Most of the watches have automatic, mechanical movements, however some, especially the ladies’ watches, have a quartz movement – I’ve been told that making complicated mechanical movements small enough for a ladies watch is very hard and would make the price of a watch extremely expensive.
The Chronomat Evolution is the flagship watch of Breitling and is its number one best seller. It was originally created to equip the famous Frecce Tricolori flight team of the Italian airforce. Over the years the watch has evolved aesthetically and technically. Some would arguethat the currunt Evolution watch is the most accomplished to date. The present design has beenin production since 2005. Like most watches in the collection, it has 3 subdials; second hand, 10 minute interval and 3 hour interval. The dials are placed at the 6, 9 and 12 o’clock positions. The mechanical movement is the ETA Valjoux 7750. The casing diameter is 43.7mm and is 17.1mm thick.
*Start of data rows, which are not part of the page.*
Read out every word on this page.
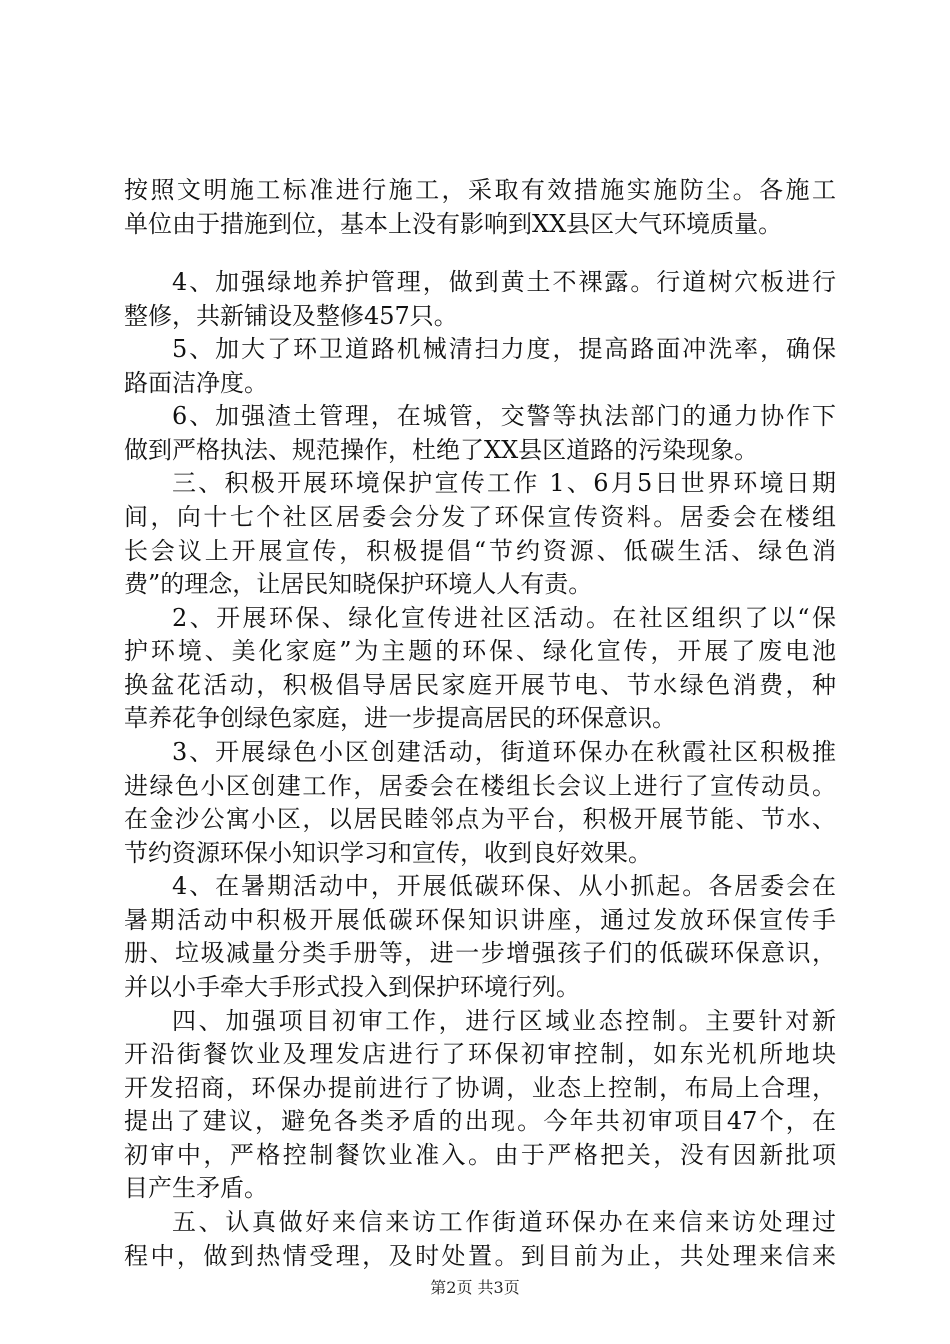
按照文明施工标准进行施工，采取有效措施实施防尘。各施工
单位由于措施到位，基本上没有影响到XX县区大气环境质量。
4、加强绿地养护管理，做到黄土不裸露。行道树穴板进行
整修，共新铺设及整修457只。
5、加大了环卫道路机械清扫力度，提高路面冲洗率，确保
路面洁净度。
6、加强渣土管理，在城管，交警等执法部门的通力协作下
做到严格执法、规范操作，杜绝了XX县区道路的污染现象。
三、积极开展环境保护宣传工作 1、6月5日世界环境日期
间，向十七个社区居委会分发了环保宣传资料。居委会在楼组
长会议上开展宣传，积极提倡“节约资源、低碳生活、绿色消
费”的理念，让居民知晓保护环境人人有责。
2、开展环保、绿化宣传进社区活动。在社区组织了以“保
护环境、美化家庭”为主题的环保、绿化宣传，开展了废电池
换盆花活动，积极倡导居民家庭开展节电、节水绿色消费，种
草养花争创绿色家庭，进一步提高居民的环保意识。
3、开展绿色小区创建活动，街道环保办在秋霞社区积极推
进绿色小区创建工作，居委会在楼组长会议上进行了宣传动员。
在金沙公寓小区，以居民睦邻点为平台，积极开展节能、节水、
节约资源环保小知识学习和宣传，收到良好效果。
4、在暑期活动中，开展低碳环保、从小抓起。各居委会在
暑期活动中积极开展低碳环保知识讲座，通过发放环保宣传手
册、垃圾减量分类手册等，进一步增强孩子们的低碳环保意识，
并以小手牵大手形式投入到保护环境行列。
四、加强项目初审工作，进行区域业态控制。主要针对新
开沿街餐饮业及理发店进行了环保初审控制，如东光机所地块
开发招商，环保办提前进行了协调，业态上控制，布局上合理，
提出了建议，避免各类矛盾的出现。今年共初审项目47个，在
初审中，严格控制餐饮业准入。由于严格把关，没有因新批项
目产生矛盾。
五、认真做好来信来访工作街道环保办在来信来访处理过
程中，做到热情受理，及时处置。到目前为止，共处理来信来
第2页 共3页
The Chronomat Blackbird has a brushed finish unlike the polished finish of the other Chronomat watches. The matte black dial is also in contrast the typical gloss dials of this collection. All this gives the watch a very understated appearance. The casing diameter is 39.8mm with a thickness of 14.8mm. The movement and dial placement is the same as the Evolution.
The Crosswind is a more lavish affair, with an elaborate raised dial face complete with Roman numerals; the numerals and the six hands are luminous. Some versions come with diamonds mounted on the bezel. Again, dial placement and movement are the same as the Evolution.
The Callistino is a Breitling ladies watch. It features a quartz movement and diamonds mounted on the dial face at the hour markers. The casing diameter is 29mm and is 10.6mm thick. The Callisto is another ladies watch. Its main point of interest is the absence of subdials, thought the date aperture remains at the 3 o’clock position. Again, it features a quartz movement. For those wanting a mechanical movement, the Chrono Callisto should fit the bill. The movement is a Lemania 1873. However, this movement is not automatic. The mechanical movement also makes this ladies watch a little larger; the casing is 35mm wide. There are 3 subdials.
Finally, my favorite Breitling watch, the Windrider Shadow Flyback – it’s the model I bought instead of the Tag Heuer. It has an ETA 2892-A2 movement featuring chronograph and a flyback feature (stop watch secondhand return to zero). The subdials are what as known as a tri compax configuration – positioned at the 3, 6 and 9 o’clock position. What I also like is that the date aperture appears between 4 and 5 o’clock.